Tuesday, February 23, 2010

'The Wolfman' Slaughters



I Just saw "The Wolfman" and loved it. It has an incredible amount of respect for its history and echos at least as much Hammer as it does the classic Universal horror film. All the hate for it is befuddling to me. It's a gothic horror melodrama. It's not Saw or the Mummy Returns, thank God, but a wonderful return to the golden age of horror and owes almost as much to Hitchcock's telling of 'Rebecca' as it does to it's 1941 original.

The movie is not without it's flaws. The CG while generally good is too obvious sometimes. A Disingenuous and forced moment ( S P O I L E R A L E R T ) when our hero and heroine kiss betrays the tragedy of the story. It also feels inappropriate. There should be no peace or moments of stolen rest for our heroes. Only tragedy. The kiss feels like a Hollywood annoyance.

The Wolf Man switches back and forth between running on two legs and running on all fours. The latter method of transportation doesn't work and is a feeble attempt bringing a new angle to the monster.
While the absence of the above flaws would make the film more seamless they ultimately don't detract from the escape into 'anything's possible' world of the Victorian horror monster.
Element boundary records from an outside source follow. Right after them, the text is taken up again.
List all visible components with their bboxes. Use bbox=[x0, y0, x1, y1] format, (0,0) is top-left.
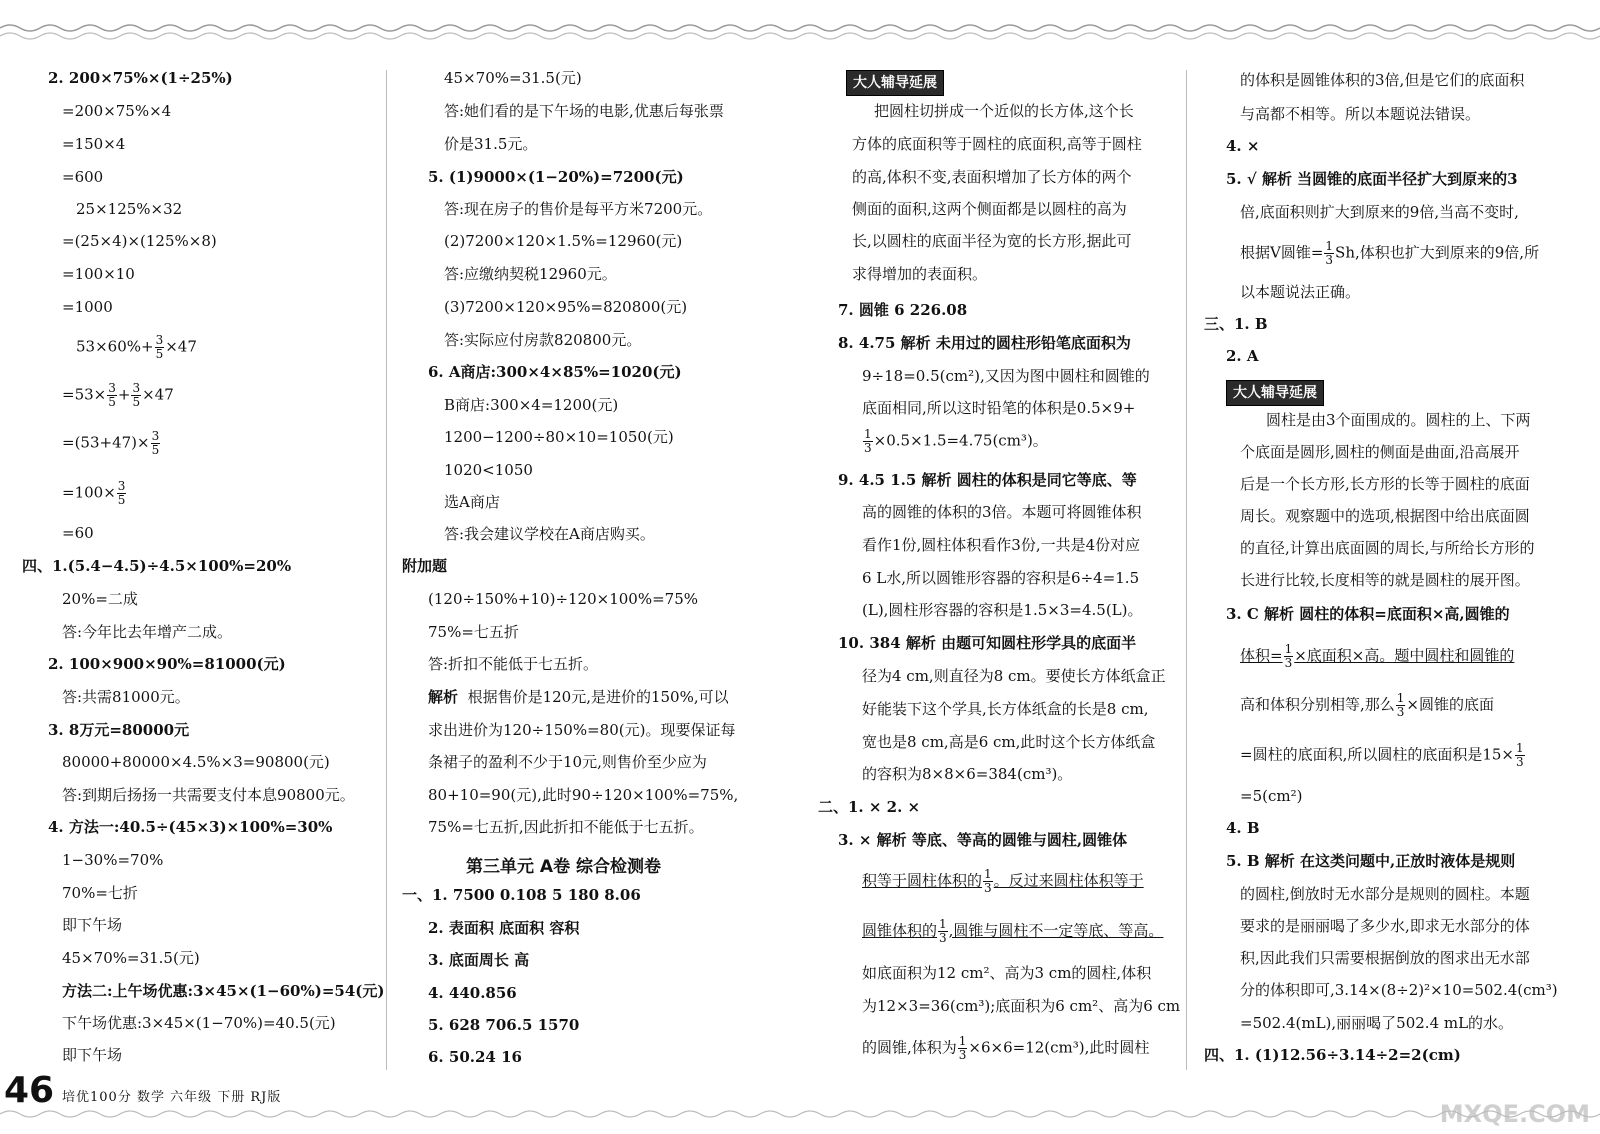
text-line: B商店:300×4=1200(元) bbox=[444, 396, 619, 414]
fraction bbox=[938, 918, 948, 945]
expression-line bbox=[62, 430, 161, 457]
column-divider bbox=[1186, 70, 1187, 1070]
text-line: 与高都不相等。所以本题说法错误。 bbox=[1240, 105, 1481, 123]
text-line: 2. 100×900×90%=81000(元) bbox=[48, 655, 286, 673]
fraction bbox=[1284, 643, 1294, 670]
text-line: 2. A bbox=[1226, 347, 1259, 365]
text-line: 后是一个长方形,长方形的长等于圆柱的底面 bbox=[1240, 475, 1530, 493]
text-line: 5. B 解析 在这类问题中,正放时液体是规则 bbox=[1226, 852, 1516, 870]
numerator: 1 bbox=[984, 867, 992, 881]
text-line: 80000+80000×4.5%×3=90800(元) bbox=[62, 753, 330, 771]
text-line: 的容积为8×8×6=384(cm³)。 bbox=[862, 765, 1073, 783]
text-segment: =(53+47)× bbox=[62, 433, 150, 452]
text-segment: ×圆锥的底面 bbox=[1406, 695, 1494, 714]
fraction bbox=[131, 382, 141, 409]
text-segment: =53× bbox=[62, 385, 107, 404]
text-segment: 53×60%+ bbox=[76, 337, 154, 356]
text-line: 3. C 解析 圆柱的体积=底面积×高,圆锥的 bbox=[1226, 605, 1510, 623]
expression-line bbox=[62, 382, 174, 409]
text-line: 75%=七五折,因此折扣不能低于七五折。 bbox=[428, 818, 704, 836]
text-line: 5. 628 706.5 1570 bbox=[428, 1016, 580, 1034]
numerator: 1 bbox=[1284, 642, 1293, 656]
text-line: 答:我会建议学校在A商店购买。 bbox=[444, 525, 655, 543]
text-line: 9÷18=0.5(cm²),又因为图中圆柱和圆锥的 bbox=[862, 367, 1150, 385]
fraction bbox=[958, 1035, 968, 1062]
text-line: 长进行比较,长度相等的就是圆柱的展开图。 bbox=[1240, 571, 1530, 589]
text-line: =5(cm²) bbox=[1240, 787, 1303, 805]
text-segment: ,圆锥与圆柱不一定等底、等高。 bbox=[948, 921, 1164, 940]
fraction bbox=[107, 382, 117, 409]
text-line: 答:折扣不能低于七五折。 bbox=[428, 655, 599, 673]
text-line: 分的体积即可,3.14×(8÷2)²×10=502.4(cm³) bbox=[1240, 981, 1558, 999]
text-line: 答:共需81000元。 bbox=[62, 688, 190, 706]
text-line: 圆柱是由3个面围成的。圆柱的上、下两 bbox=[1266, 411, 1531, 429]
denominator: 5 bbox=[151, 443, 160, 457]
text-line bbox=[428, 687, 729, 707]
text-line: 四、1. (1)12.56÷3.14÷2=2(cm) bbox=[1204, 1046, 1461, 1064]
text-line: (3)7200×120×95%=820800(元) bbox=[444, 298, 688, 316]
text-segment: =100× bbox=[62, 483, 116, 502]
text-segment: 的圆锥,体积为 bbox=[862, 1038, 957, 1057]
text-segment: ×47 bbox=[142, 385, 174, 404]
text-line: 1200−1200÷80×10=1050(元) bbox=[444, 428, 674, 446]
text-line: (2)7200×120×1.5%=12960(元) bbox=[444, 232, 683, 250]
text-segment: 根据售价是120元,是进价的150%,可以 bbox=[467, 688, 729, 706]
denominator: 3 bbox=[958, 1048, 967, 1062]
text-line: 6 L水,所以圆锥形容器的容积是6÷4=1.5 bbox=[862, 569, 1140, 587]
text-line: 侧面的面积,这两个侧面都是以圆柱的高为 bbox=[852, 200, 1127, 218]
page-number: 46 bbox=[4, 1070, 55, 1111]
top-wave-border bbox=[0, 18, 1600, 48]
text-line: 径为4 cm,则直径为8 cm。要使长方体纸盒正 bbox=[862, 667, 1166, 685]
text-line: 高的圆锥的体积的3倍。本题可将圆锥体积 bbox=[862, 503, 1142, 521]
text-line: 25×125%×32 bbox=[76, 200, 183, 218]
text-line: 四、1.(5.4−4.5)÷4.5×100%=20% bbox=[22, 557, 292, 575]
text-segment: 。反过来圆柱体积等于 bbox=[993, 871, 1144, 890]
fraction bbox=[1396, 692, 1406, 719]
numerator: 1 bbox=[1396, 691, 1405, 705]
expression-line bbox=[1240, 240, 1539, 267]
text-line: 45×70%=31.5(元) bbox=[62, 949, 200, 967]
text-line: 1−30%=70% bbox=[62, 851, 164, 869]
numerator: 1 bbox=[958, 1034, 967, 1048]
text-line: 4. 方法一:40.5÷(45×3)×100%=30% bbox=[48, 818, 333, 836]
text-segment: 体积= bbox=[1240, 646, 1283, 665]
text-line: 4. B bbox=[1226, 819, 1260, 837]
fraction bbox=[863, 428, 873, 455]
text-line: 答:到期后扬扬一共需要支付本息90800元。 bbox=[62, 786, 355, 804]
text-line: 6. A商店:300×4×85%=1020(元) bbox=[428, 363, 682, 381]
text-line: =(25×4)×(125%×8) bbox=[62, 232, 217, 250]
text-segment: + bbox=[117, 385, 131, 404]
text-segment: 圆锥体积的 bbox=[862, 921, 938, 940]
text-line: =1000 bbox=[62, 298, 113, 316]
text-line: 即下午场 bbox=[62, 1046, 123, 1064]
text-line: 三、1. B bbox=[1204, 315, 1268, 333]
text-line: 把圆柱切拼成一个近似的长方体,这个长 bbox=[874, 102, 1134, 120]
text-line: 倍,底面积则扩大到原来的9倍,当高不变时, bbox=[1240, 203, 1519, 221]
text-line: 长,以圆柱的底面半径为宽的长方形,据此可 bbox=[852, 232, 1132, 250]
text-line: 75%=七五折 bbox=[428, 623, 519, 641]
text-line: 4. 440.856 bbox=[428, 984, 517, 1002]
text-line: =600 bbox=[62, 168, 104, 186]
text-line: 80+10=90(元),此时90÷120×100%=75%, bbox=[428, 786, 739, 804]
denominator: 3 bbox=[1396, 705, 1405, 719]
text-line: =60 bbox=[62, 524, 94, 542]
text-line: 20%=二成 bbox=[62, 590, 138, 608]
text-line: 的高,体积不变,表面积增加了长方体的两个 bbox=[852, 168, 1132, 186]
denominator: 3 bbox=[984, 881, 992, 895]
denominator: 3 bbox=[1284, 656, 1293, 670]
numerator: 1 bbox=[864, 427, 872, 441]
text-segment: ×6×6=12(cm³),此时圆柱 bbox=[968, 1038, 1150, 1057]
text-segment: =圆柱的底面积,所以圆柱的底面积是15× bbox=[1240, 745, 1514, 764]
text-segment: ×底面积×高。题中圆柱和圆锥的 bbox=[1294, 646, 1515, 665]
text-segment: 高和体积分别相等,那么 bbox=[1240, 695, 1395, 714]
section-heading: 附加题 bbox=[402, 557, 448, 575]
numerator: 1 bbox=[939, 917, 947, 931]
denominator: 5 bbox=[132, 395, 141, 409]
text-line: 70%=七折 bbox=[62, 884, 138, 902]
text-line: =200×75%×4 bbox=[62, 102, 172, 120]
text-line: 2. 表面积 底面积 容积 bbox=[428, 919, 580, 937]
text-line: 方法二:上午场优惠:3×45×(1−60%)=54(元) bbox=[62, 982, 385, 1000]
text-line: 9. 4.5 1.5 解析 圆柱的体积是同它等底、等 bbox=[838, 471, 1137, 489]
text-line: 3. × 解析 等底、等高的圆锥与圆柱,圆锥体 bbox=[838, 831, 1128, 849]
text-line: 积,因此我们只需要根据倒放的图求出无水部 bbox=[1240, 949, 1530, 967]
text-line: 45×70%=31.5(元) bbox=[444, 69, 582, 87]
fraction bbox=[155, 334, 165, 361]
label-badge: 大人辅导延展 bbox=[1226, 380, 1324, 406]
text-line: 答:现在房子的售价是每平方米7200元。 bbox=[444, 200, 713, 218]
text-line: 5. (1)9000×(1−20%)=7200(元) bbox=[428, 168, 684, 186]
denominator: 3 bbox=[939, 931, 947, 945]
section-label bbox=[846, 70, 944, 96]
watermark: MXQE.COM bbox=[1439, 1100, 1590, 1128]
numerator: 3 bbox=[132, 381, 141, 395]
expression-line bbox=[862, 868, 1144, 895]
denominator: 3 bbox=[1516, 755, 1524, 769]
text-line: 1020<1050 bbox=[444, 461, 533, 479]
text-segment: ×0.5×1.5=4.75(cm³)。 bbox=[873, 431, 1048, 450]
text-segment: 根据V圆锥= bbox=[1240, 243, 1324, 262]
analysis-label: 解析 bbox=[428, 688, 459, 706]
denominator: 5 bbox=[117, 493, 126, 507]
footer-text: 培优100分 数学 六年级 下册 RJ版 bbox=[62, 1090, 282, 1105]
fraction bbox=[1515, 742, 1525, 769]
text-line: 8. 4.75 解析 未用过的圆柱形铅笔底面积为 bbox=[838, 334, 1131, 352]
text-line: 下午场优惠:3×45×(1−70%)=40.5(元) bbox=[62, 1014, 336, 1032]
text-segment: Sh,体积也扩大到原来的9倍,所 bbox=[1335, 243, 1540, 262]
expression-line bbox=[1240, 692, 1494, 719]
label-badge: 大人辅导延展 bbox=[846, 70, 944, 96]
unit-title: 第三单元 A卷 综合检测卷 bbox=[466, 857, 661, 877]
text-line: 为12×3=36(cm³);底面积为6 cm²、高为6 cm bbox=[862, 997, 1181, 1015]
text-line: 的直径,计算出底面圆的周长,与所给长方形的 bbox=[1240, 539, 1535, 557]
text-line: 10. 384 解析 由题可知圆柱形学具的底面半 bbox=[838, 634, 1137, 652]
text-line: 的体积是圆锥体积的3倍,但是它们的底面积 bbox=[1240, 71, 1525, 89]
text-line: (L),圆柱形容器的容积是1.5×3=4.5(L)。 bbox=[862, 601, 1143, 619]
text-line: 答:应缴纳契税12960元。 bbox=[444, 265, 617, 283]
text-segment: ×47 bbox=[165, 337, 197, 356]
text-line: 二、1. × 2. × bbox=[818, 798, 921, 816]
text-line: 答:实际应付房款820800元。 bbox=[444, 331, 642, 349]
expression-line bbox=[1240, 643, 1514, 670]
text-line: =502.4(mL),丽丽喝了502.4 mL的水。 bbox=[1240, 1014, 1514, 1032]
text-line: 4. × bbox=[1226, 137, 1260, 155]
text-line: 答:她们看的是下午场的电影,优惠后每张票 bbox=[444, 102, 724, 120]
fraction bbox=[1324, 240, 1334, 267]
fraction bbox=[983, 868, 993, 895]
text-line: 的圆柱,倒放时无水部分是规则的圆柱。本题 bbox=[1240, 885, 1530, 903]
text-line: 一、1. 7500 0.108 5 180 8.06 bbox=[402, 886, 641, 904]
denominator: 5 bbox=[155, 347, 164, 361]
text-line: 选A商店 bbox=[444, 493, 500, 511]
text-line: 3. 8万元=80000元 bbox=[48, 721, 190, 739]
denominator: 3 bbox=[864, 441, 872, 455]
text-line: 3. 底面周长 高 bbox=[428, 951, 530, 969]
text-line: 2. 200×75%×(1÷25%) bbox=[48, 69, 233, 87]
numerator: 1 bbox=[1325, 239, 1334, 253]
numerator: 3 bbox=[108, 381, 116, 395]
denominator: 5 bbox=[108, 395, 116, 409]
text-line: =150×4 bbox=[62, 135, 126, 153]
text-line: 周长。观察题中的选项,根据图中给出底面圆 bbox=[1240, 507, 1530, 525]
expression-line bbox=[1240, 742, 1526, 769]
numerator: 3 bbox=[117, 479, 126, 493]
text-line: 求出进价为120÷150%=80(元)。现要保证每 bbox=[428, 721, 736, 739]
text-line: 个底面是圆形,圆柱的侧面是曲面,沿高展开 bbox=[1240, 443, 1520, 461]
column-divider bbox=[386, 70, 387, 1070]
text-line: 条裙子的盈利不少于10元,则售价至少应为 bbox=[428, 753, 707, 771]
numerator: 1 bbox=[1516, 741, 1524, 755]
text-line: 6. 50.24 16 bbox=[428, 1048, 522, 1066]
text-line: 如底面积为12 cm²、高为3 cm的圆柱,体积 bbox=[862, 964, 1152, 982]
text-line: 即下午场 bbox=[62, 916, 123, 934]
text-line: 5. √ 解析 当圆锥的底面半径扩大到原来的3 bbox=[1226, 170, 1518, 188]
text-line: (120÷150%+10)÷120×100%=75% bbox=[428, 590, 698, 608]
text-line: 要求的是丽丽喝了多少水,即求无水部分的体 bbox=[1240, 917, 1530, 935]
text-line: 价是31.5元。 bbox=[444, 135, 538, 153]
text-line: 底面相同,所以这时铅笔的体积是0.5×9+ bbox=[862, 399, 1136, 417]
text-line: 答:今年比去年增产二成。 bbox=[62, 623, 233, 641]
fraction bbox=[117, 480, 127, 507]
numerator: 3 bbox=[151, 429, 160, 443]
expression-line bbox=[862, 918, 1163, 945]
numerator: 3 bbox=[155, 333, 164, 347]
bottom-wave-border bbox=[0, 1100, 1600, 1130]
text-line: 好能装下这个学具,长方体纸盒的长是8 cm, bbox=[862, 700, 1149, 718]
denominator: 3 bbox=[1325, 253, 1334, 267]
expression-line bbox=[62, 480, 127, 507]
expression-line bbox=[862, 1035, 1149, 1062]
section-label bbox=[1226, 380, 1324, 406]
text-line: =100×10 bbox=[62, 265, 135, 283]
text-line: 看作1份,圆柱体积看作3份,一共是4份对应 bbox=[862, 536, 1141, 554]
text-line: 求得增加的表面积。 bbox=[852, 265, 988, 283]
text-segment: 积等于圆柱体积的 bbox=[862, 871, 983, 890]
expression-line bbox=[862, 428, 1048, 455]
text-line: 方体的底面积等于圆柱的底面积,高等于圆柱 bbox=[852, 135, 1142, 153]
text-line: 以本题说法正确。 bbox=[1240, 283, 1361, 301]
text-line: 宽也是8 cm,高是6 cm,此时这个长方体纸盒 bbox=[862, 733, 1156, 751]
fraction bbox=[151, 430, 161, 457]
text-line: 7. 圆锥 6 226.08 bbox=[838, 301, 968, 319]
expression-line bbox=[76, 334, 197, 361]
Where The Howling and An American Werewolf in London brought the werewolf movie to new, modern heights, big film disappointments like An American in Paris, The Curse, the vomit inducing Van Helsing and the 'werewolf as action star' driven Underworld series have reduced the lycanthropic legend to a silly puddle of its former self.

Joe Johnston's, at times gleefully violent, entry is not a modernization but a retelling with the modern tools of filmmaking at his disposal. The script is very faithful to the original version's screenplay by German emigre Curt Siodmak.

Rick Baker is a God for returning the look of the actual wolf man to his former glory. Not in almost 30 years has the creature looked this good. To me, always old school, a wolf man is a just that, a cross between a wolf and a man. not a wolf wolf.
I have pined for the days when a wolf man still has his clothes on after his transformation. My days of pining are over.